CALGARY, AB-A $3 million shortfall over the past two years has the Salvation Army’s local Centre of Hope facing the closure of its residential addiction treatment program. Unless funds are raised immediately, the "one-stop" community service centre will close its 44-bed treatment program by the end of May.

The funding crisis also means that more than 25 per cent of the Salvation Army’s community workers will be laid off. The Centre’s 310 emergency and transitional beds will remain open, however.

"We’ve never operated so many different programs out of a single facility," says spokesman Brian Venables, "and we didn’t calculate the costs accurately. My prayer is that we get the funding from somewhere, because otherwise, 44 guys are going to be out on the street."

"It’s time for people to get down on their knees and start praying," client services worker, John Brenn, told the Calgary Herald. A former addict, Brenn says he spent 30 years travelling the country, spending eight years in jail while alienated from his family and earning two failed marriages.
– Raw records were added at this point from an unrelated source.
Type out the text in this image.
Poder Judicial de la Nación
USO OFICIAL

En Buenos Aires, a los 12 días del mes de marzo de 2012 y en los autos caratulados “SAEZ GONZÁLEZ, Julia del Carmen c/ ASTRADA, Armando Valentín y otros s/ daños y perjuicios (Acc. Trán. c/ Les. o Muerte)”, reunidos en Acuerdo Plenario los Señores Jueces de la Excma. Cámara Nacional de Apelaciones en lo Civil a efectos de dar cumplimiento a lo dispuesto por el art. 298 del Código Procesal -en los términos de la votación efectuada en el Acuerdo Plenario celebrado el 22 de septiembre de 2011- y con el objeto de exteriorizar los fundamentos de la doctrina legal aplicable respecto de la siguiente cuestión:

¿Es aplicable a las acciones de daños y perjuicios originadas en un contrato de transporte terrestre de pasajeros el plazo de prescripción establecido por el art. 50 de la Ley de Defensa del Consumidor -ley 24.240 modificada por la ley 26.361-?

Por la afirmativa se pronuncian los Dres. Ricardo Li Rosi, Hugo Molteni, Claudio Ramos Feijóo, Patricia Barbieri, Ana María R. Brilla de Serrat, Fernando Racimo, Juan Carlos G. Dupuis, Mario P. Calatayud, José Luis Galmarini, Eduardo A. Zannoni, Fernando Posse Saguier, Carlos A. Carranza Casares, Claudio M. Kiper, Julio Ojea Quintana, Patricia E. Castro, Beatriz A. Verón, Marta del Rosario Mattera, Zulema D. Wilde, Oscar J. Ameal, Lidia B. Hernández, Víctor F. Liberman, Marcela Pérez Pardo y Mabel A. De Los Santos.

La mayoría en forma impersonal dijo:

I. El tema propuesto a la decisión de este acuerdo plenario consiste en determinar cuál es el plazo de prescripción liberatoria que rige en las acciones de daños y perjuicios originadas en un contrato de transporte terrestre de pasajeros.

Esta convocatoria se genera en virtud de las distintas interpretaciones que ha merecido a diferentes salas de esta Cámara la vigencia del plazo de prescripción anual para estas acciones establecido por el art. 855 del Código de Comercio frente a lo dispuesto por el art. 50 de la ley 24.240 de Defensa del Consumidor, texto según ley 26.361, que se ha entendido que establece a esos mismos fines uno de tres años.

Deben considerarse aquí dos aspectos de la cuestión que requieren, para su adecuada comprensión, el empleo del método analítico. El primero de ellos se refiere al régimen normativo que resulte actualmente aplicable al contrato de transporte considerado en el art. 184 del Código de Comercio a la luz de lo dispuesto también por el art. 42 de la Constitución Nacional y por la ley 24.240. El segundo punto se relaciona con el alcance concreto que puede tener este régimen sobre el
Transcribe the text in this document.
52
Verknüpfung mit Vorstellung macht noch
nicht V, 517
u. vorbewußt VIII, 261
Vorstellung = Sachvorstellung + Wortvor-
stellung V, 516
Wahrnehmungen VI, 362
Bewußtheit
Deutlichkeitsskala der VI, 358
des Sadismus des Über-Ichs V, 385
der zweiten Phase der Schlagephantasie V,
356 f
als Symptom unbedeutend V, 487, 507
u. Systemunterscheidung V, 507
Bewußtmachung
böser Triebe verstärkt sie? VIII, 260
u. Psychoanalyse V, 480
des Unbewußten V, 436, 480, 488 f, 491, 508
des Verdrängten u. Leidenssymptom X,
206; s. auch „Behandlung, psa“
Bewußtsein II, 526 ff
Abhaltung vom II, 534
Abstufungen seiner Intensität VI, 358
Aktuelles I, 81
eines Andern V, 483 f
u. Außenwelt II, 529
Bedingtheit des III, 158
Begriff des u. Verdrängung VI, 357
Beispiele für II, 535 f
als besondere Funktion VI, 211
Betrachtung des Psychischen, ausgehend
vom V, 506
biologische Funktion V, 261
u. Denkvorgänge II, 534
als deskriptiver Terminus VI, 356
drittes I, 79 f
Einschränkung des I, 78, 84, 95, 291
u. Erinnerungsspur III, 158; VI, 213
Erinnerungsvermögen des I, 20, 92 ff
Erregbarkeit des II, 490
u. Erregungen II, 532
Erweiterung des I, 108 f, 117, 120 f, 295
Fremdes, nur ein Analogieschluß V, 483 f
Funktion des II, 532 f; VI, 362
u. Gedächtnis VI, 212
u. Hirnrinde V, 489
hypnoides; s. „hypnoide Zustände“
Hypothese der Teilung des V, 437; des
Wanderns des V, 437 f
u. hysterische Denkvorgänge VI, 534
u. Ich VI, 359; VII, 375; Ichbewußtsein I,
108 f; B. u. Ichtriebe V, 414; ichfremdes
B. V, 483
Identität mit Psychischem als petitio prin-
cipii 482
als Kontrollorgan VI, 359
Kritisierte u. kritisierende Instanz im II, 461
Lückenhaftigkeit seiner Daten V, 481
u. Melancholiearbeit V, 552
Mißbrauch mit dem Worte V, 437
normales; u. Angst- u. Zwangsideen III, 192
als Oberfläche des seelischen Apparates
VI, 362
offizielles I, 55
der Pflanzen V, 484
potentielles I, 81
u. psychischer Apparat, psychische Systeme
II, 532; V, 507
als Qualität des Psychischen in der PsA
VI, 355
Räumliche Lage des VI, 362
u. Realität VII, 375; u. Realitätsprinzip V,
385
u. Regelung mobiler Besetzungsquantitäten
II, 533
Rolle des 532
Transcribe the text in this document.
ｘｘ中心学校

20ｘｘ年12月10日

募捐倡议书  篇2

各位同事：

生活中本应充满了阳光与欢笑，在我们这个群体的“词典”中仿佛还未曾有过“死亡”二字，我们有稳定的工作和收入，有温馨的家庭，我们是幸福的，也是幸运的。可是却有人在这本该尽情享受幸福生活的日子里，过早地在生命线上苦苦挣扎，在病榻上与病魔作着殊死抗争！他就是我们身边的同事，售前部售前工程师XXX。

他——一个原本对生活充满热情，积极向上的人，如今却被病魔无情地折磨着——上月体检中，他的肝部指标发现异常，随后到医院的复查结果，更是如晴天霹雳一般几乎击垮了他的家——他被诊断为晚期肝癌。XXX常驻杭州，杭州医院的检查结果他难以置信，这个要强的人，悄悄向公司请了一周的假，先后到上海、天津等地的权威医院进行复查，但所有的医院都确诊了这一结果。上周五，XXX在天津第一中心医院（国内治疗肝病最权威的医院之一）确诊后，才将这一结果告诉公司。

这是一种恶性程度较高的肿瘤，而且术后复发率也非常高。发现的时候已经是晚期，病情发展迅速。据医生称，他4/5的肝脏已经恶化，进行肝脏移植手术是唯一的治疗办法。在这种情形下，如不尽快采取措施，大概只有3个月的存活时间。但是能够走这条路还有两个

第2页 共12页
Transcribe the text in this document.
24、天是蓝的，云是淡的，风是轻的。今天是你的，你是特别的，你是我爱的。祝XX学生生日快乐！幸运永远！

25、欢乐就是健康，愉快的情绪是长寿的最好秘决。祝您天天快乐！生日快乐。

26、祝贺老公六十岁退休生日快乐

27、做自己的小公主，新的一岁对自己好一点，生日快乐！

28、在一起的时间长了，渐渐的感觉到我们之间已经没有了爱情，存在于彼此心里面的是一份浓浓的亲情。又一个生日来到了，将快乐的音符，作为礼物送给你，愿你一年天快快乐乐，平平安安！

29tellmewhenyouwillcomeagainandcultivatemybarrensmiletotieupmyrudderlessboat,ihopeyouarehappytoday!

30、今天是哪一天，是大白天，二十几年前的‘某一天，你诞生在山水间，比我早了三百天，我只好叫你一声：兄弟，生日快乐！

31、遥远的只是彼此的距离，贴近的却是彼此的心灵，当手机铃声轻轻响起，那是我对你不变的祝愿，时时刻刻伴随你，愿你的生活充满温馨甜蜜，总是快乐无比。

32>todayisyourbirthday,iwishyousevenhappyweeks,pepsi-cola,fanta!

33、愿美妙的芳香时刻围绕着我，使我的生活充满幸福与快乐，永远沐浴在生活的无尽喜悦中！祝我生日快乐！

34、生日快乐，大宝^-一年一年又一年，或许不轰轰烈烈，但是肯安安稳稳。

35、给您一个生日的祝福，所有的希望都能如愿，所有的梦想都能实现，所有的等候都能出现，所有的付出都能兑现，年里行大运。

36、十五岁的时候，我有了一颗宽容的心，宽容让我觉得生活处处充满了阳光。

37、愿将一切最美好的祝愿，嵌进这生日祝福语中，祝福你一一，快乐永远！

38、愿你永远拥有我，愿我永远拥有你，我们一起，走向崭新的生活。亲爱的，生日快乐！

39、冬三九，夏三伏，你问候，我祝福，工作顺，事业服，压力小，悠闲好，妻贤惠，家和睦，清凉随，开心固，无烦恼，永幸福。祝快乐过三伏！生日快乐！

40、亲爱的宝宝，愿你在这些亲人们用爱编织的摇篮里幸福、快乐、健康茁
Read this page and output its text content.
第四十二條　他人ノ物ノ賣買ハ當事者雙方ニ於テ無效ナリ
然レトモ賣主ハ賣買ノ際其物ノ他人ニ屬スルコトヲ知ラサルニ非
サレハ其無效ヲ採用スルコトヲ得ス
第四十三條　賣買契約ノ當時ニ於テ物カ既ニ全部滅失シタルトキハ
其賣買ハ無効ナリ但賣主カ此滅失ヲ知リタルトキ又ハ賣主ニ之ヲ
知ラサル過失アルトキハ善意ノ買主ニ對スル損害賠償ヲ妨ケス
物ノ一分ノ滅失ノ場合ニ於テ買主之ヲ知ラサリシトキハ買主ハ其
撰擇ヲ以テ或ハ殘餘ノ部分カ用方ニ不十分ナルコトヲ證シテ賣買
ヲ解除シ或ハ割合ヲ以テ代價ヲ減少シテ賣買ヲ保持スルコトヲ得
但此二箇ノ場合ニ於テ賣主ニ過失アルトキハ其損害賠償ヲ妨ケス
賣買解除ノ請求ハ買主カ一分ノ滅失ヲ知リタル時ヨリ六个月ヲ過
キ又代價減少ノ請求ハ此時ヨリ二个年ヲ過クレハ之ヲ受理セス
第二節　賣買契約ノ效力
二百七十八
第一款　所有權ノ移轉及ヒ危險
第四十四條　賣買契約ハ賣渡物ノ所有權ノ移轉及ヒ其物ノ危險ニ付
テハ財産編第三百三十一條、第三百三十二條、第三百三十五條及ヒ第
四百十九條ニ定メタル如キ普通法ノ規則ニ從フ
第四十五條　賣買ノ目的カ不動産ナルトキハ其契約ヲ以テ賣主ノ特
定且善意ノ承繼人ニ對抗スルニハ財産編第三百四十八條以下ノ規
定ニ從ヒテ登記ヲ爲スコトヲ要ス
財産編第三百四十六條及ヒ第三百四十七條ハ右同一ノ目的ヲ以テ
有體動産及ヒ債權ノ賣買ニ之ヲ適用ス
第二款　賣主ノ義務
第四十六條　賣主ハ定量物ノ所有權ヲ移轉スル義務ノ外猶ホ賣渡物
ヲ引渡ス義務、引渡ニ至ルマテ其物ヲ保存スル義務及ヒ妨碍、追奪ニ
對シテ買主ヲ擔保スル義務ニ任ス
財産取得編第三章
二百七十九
"Today, I’m working for the Salvation Army and have a beautiful little apartment-something I’ve never had before and I’m 45 years old," he notes. "To say that this program saved my life is an understatement.

"The reality of the situation is, it costs almost a million dollars a year to run this floor," Brenn adds. "So our big prayer is that the money will be found somewhere."

The Centre of Hope provides more than half of Calgary’s residential addiction treatment beds while the Alberta Alcohol and Drug Abuse Commission fund the other 40 available beds.

Another victim of the shortage of funds will be the Army’s Community Connections employment program that presently helps about 250 drop-in clients per day with job searches and resumés. Cutbacks will mean that three counsellors, available by appointment only, will serve less than 100 clients daily.

The Salvation Army in Calgary has never received provincial funding, but the impending crisis has prompted the board of governance to initiate discussions with the provincial minister of health and the minister of seniors.